Split up tab seperated textfile
I’m trying to import a .txt file with several columns in it that can all contain sentences with any number of words. What i would like to have is a method of outputting each of those sentences to a different outlet. The columns are seperated by a tab.
I am using the [text] object to open the textfile and have tried to use the [zl] object to break it up, but i haven’t found a way to split it at the tabs. I seem to only be able to shave off an x-amount of words.
Is there something i’m overlooking?
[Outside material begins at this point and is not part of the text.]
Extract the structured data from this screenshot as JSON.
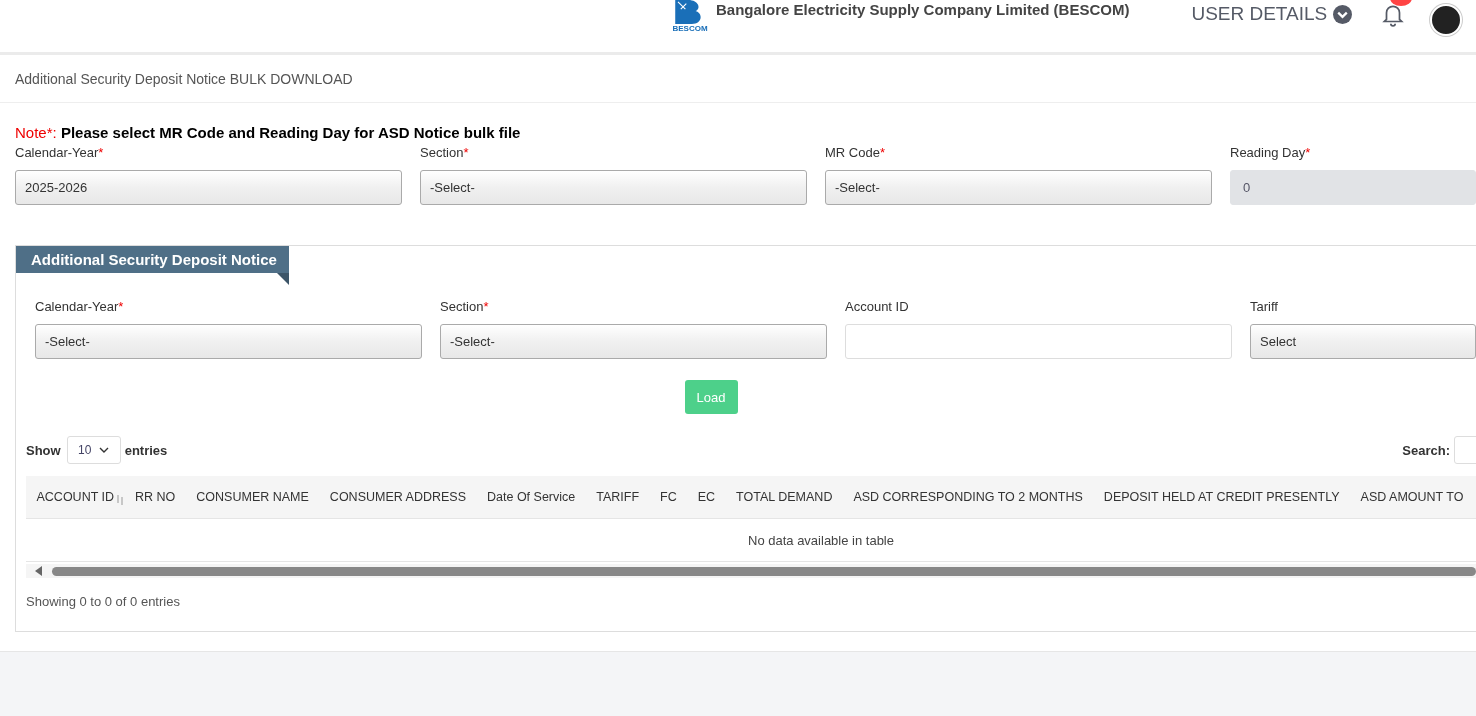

Is there a way to split up a line in a .txt file by tab seperated column?
To give an example of two sentences -
check out the [regexp] object
can you just re-create the original file with only one sentence per line? that is, do you need them to be in separate columns?
[regexp] is a great idea for many many things, but…would it recognize tabs as tabs, or just as whitespace? maybe you could check if there were multiple spaces in a row. I am far from an expert on that object so I could be way off.
Another way is to use [atoi] and see when you get a tab character, which should be the number 9, I think.
Thanks for both suggestions. I tried to look into the regexp object yesterday, including the tutorial patch with usage examples, but i have no idea where to start with that, since i’ve never worked with regular expressions before. Is there anyone who could give me some pointers on that, maybe an example patch?
Seejay: i don’t think so, it’s an export from a larger Excel file that someone else makes (copy/paste), which exists out of three columns. To manually change the layout each time would slow down the process too much.
I will look into the atoi object tonight. Thank you for the suggestion!
how’s this for you
essentially, you have a char class of everything thats not a tab [^\t], group by multiple of these ([^\t]*), which will just split by tab (\t), and that’s what goes into each substring. Then take the substrings output from the [regexp] object.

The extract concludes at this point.